Planeta Terra, século αω (alfômega). Acabo de despertar de um coma que durou 50 anos. Percebo minha retardação temporal e logo procuro descobrir quais mudanças esse planeta sofreu na minha ausência. Ao sair de minha cama, que nesse momento mais parece uma cápsula do tempo, vou em direção a porta de saída da sala onde estou localizado. E para o primeiro choque, percebo que não existem mais diversidades na paisagem. Antes o que eram ruas, árvores, nuvens e o sol à brilhar. Agora não passam de simples luzes (sem muita cor) e algumas sombras transitando em meio ao estreitos corredores. Tudo agora se resume a um imenso labirinto. Não mais existem continentes, países ou nações. Apenas um emaranhado de coisas iguais passando de um lado a outro.


Qual foi o agente causador de tal feito? Eis um mistério. A única última coisa que me lembro, antes de entrar no estado de coma foi a busca incansável das pessoas em tentar serem diferentes umas das outras. Buscar a individualidade por meio de vossos atos, características e sentimentos. Creio eu, que até nisso acabaram sendo iguais. Caso contrário, esse futuro não mais existiria.


Se bem que... não me lembro de ter feito algo diferente dos demais. Tenho um forte pressentimento que esse foi o motivo de ter estado tanto tempo inativo. Quando nos entregamos a buscar uma unidade da mesma forma que os outros, por consequência, deixamos de sermos nós mesmos. Logo nos igualamos à massa. Sinto que apenas o fato de ter saído da minha sala está causando uma transmutação nos átomos que me compõem. A cada ar respirado sinto que estou ficando opaco, sem textura ou voz. Estou tornando-me uma sombra! Sinto que esse labirinto está me sugando aos poucos. Estou perdendo o pouco de memória que ainda me resta...


As nossas escolhas tem a característica de mudar, nos fazer regredir ou simplesmente agredir nosso futuro. Isso! Foram as escolhas tomadas por cada um que moldaram, ou melhor, lapidaram o planeta e o transformaram nesse emaranhado de corredores escuros, confusos e cheios de sombras. Como não pude lembrar-me disso mais cedo? Certamente, devido ao fato de meu ser estar sumindo aos poucos. Então irei aproveitar o tempo que me resta e contar o porquê de ter entrado em coma e acordado nessa realidade.
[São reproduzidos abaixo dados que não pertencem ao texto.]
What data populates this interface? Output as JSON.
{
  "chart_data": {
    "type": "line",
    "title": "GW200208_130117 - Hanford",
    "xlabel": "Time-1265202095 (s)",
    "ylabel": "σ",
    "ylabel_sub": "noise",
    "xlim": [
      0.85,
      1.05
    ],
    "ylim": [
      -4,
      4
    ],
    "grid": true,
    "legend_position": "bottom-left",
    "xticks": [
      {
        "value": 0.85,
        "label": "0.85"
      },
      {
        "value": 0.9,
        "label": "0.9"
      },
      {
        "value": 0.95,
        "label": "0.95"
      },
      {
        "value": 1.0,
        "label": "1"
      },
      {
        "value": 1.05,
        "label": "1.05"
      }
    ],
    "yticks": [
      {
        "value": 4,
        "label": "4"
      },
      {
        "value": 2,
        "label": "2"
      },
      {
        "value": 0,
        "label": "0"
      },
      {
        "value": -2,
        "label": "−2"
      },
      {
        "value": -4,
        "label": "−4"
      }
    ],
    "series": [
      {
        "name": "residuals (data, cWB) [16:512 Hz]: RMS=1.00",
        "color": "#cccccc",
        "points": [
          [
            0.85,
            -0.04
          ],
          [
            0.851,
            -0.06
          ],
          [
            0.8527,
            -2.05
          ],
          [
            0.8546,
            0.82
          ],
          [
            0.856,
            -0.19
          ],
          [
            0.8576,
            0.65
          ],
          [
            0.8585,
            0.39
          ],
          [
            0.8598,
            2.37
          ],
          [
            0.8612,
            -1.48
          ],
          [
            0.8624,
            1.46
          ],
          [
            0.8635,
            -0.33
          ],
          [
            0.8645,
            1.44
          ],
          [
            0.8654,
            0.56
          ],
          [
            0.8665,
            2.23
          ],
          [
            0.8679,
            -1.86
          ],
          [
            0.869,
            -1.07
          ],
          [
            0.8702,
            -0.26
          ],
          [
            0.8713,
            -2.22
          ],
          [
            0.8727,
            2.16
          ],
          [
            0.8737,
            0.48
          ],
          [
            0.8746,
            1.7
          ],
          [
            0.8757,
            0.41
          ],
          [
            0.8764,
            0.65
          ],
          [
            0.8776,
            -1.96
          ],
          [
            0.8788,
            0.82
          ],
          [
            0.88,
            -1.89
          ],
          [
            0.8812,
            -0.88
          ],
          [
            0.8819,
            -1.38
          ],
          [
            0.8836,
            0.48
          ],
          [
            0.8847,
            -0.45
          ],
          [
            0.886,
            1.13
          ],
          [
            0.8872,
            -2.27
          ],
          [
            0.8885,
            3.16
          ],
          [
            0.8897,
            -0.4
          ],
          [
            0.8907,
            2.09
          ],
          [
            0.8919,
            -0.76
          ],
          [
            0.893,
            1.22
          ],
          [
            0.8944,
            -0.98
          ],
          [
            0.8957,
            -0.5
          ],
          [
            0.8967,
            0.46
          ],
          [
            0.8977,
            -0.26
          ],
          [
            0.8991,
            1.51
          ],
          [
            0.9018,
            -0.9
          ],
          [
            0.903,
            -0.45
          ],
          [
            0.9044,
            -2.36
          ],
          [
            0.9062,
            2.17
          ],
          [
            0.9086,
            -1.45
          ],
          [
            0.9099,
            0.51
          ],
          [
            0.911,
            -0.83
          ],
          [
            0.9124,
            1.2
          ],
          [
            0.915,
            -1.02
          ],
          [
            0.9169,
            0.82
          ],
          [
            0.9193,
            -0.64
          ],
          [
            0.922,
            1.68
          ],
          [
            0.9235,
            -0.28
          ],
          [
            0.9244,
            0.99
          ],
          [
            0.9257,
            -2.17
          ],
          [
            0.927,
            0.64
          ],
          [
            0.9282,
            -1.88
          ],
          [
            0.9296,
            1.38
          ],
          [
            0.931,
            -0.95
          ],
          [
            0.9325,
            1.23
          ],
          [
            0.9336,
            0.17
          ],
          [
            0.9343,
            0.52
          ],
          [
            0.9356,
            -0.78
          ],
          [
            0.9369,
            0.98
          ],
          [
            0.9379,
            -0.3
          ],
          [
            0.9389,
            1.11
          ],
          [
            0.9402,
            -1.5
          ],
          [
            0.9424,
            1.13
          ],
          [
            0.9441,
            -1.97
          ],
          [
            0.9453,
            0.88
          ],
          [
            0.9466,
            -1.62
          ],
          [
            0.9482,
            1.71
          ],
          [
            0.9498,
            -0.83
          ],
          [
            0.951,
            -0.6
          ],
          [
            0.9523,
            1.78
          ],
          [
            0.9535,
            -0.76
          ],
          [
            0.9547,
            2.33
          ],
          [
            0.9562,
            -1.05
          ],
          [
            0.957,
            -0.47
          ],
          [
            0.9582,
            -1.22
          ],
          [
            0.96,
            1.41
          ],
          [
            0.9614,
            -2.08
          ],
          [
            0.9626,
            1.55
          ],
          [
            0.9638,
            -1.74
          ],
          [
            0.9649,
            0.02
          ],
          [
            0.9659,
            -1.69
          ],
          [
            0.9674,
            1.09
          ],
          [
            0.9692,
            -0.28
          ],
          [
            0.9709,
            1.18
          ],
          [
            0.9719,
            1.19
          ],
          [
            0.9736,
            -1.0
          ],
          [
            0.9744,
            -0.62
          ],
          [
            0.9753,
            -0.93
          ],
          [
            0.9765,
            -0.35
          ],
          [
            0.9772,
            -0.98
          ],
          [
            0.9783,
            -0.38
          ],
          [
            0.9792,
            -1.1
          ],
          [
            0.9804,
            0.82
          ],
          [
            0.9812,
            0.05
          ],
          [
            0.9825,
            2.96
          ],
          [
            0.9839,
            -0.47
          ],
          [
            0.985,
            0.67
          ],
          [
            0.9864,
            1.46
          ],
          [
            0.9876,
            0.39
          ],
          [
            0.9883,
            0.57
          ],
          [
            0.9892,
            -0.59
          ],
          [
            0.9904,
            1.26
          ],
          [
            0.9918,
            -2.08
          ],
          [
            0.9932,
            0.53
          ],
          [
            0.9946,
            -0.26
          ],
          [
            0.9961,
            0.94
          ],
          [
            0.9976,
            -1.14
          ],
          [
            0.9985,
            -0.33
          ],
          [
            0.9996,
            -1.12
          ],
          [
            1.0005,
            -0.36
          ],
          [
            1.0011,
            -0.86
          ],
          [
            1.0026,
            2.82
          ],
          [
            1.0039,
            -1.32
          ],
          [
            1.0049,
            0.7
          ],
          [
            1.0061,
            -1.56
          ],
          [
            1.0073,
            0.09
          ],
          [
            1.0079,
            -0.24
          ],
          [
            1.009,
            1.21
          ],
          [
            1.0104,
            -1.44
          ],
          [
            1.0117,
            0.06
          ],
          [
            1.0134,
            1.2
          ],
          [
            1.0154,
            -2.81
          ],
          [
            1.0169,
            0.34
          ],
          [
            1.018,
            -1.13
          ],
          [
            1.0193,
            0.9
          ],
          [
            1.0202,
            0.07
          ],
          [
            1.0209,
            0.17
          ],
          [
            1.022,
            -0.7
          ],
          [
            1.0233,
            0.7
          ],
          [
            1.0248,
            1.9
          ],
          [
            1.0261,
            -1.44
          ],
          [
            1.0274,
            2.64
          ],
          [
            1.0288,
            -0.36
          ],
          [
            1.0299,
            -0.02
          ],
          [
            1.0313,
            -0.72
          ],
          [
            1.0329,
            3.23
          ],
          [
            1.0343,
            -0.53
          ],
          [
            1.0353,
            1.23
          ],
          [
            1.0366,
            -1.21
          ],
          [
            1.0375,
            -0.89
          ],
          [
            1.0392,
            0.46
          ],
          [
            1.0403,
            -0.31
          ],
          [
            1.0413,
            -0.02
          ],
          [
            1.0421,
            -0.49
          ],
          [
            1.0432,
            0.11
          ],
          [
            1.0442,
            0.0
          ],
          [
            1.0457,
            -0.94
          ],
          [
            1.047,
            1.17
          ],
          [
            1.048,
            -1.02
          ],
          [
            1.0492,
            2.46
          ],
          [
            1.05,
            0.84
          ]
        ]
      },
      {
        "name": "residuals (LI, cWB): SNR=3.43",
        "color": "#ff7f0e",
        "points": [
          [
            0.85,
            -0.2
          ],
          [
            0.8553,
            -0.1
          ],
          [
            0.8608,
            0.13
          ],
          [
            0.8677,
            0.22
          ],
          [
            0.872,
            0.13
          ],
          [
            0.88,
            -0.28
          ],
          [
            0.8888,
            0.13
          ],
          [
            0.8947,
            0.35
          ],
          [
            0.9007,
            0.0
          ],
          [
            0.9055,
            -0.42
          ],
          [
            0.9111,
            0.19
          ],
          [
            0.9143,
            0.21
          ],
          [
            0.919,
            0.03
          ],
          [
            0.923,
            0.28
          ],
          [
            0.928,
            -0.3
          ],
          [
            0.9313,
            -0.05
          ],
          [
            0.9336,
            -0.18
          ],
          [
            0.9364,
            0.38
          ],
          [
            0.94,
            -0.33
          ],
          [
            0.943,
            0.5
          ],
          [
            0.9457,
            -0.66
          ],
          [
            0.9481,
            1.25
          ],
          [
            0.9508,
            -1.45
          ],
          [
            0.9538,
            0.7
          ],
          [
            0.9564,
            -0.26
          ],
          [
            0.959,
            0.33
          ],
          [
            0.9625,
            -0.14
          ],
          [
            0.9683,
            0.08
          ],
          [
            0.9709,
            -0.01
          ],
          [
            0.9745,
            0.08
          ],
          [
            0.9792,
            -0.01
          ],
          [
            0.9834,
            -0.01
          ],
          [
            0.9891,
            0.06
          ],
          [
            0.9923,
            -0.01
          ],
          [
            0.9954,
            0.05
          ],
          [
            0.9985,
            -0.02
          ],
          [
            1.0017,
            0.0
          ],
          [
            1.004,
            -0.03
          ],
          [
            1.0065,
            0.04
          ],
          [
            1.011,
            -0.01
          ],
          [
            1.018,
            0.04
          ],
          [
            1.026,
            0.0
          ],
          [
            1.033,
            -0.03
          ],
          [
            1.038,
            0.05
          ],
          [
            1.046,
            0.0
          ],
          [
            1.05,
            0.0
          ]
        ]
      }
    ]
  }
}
Há exatos 50 anos a Terra estava vivendo o então chamado Capitalismo. Foi um marco na historia da humanidade. Marcado pelo consumo de mercadorias, pela produção crescente do capital e pela maior praga já adquirida pelos humanos - a depressão. Por que tais coisas me fizeram desistir da época que nasci? Bem... antes do Capitalismo tomar um grande rumo, as pessoas passavam maior parte de suas vidas buscando ser alguém que marcaria traria grandes mudanças ou que simplesmente ao ser ditos vossos nomes, atribuiriam grandes feitos e fizessem delas peças únicas da história.

Mas, quando o ditador das nações – o Capitalismo, fincou raízes no mundo. Extraiu esse desejo de legitima autenticidade das pessoas. Tornando-as iguais umas as outras. Passaram-se vários anos de igualdade e compras desenfreadas. Até que então eclode o sentimento de existencialismo universal. Questionamentos e mais questionamentos. Por que de seguirem tais padrões sem que ajam motivos de diferenciarem umas das outras? Apenas peças de um imenso tabuleiro de xadrez. Onde somos os peões e o Capitalismo marcha a cada jogada para dar o xeque-mate. As pessoas entram em desespero ao perceber que as vidas estão chegando ao fim e que até agora não descobriram o sentido de vir ao mundo. Ficou meio confuso né? Realmente, assim como minha vida foi.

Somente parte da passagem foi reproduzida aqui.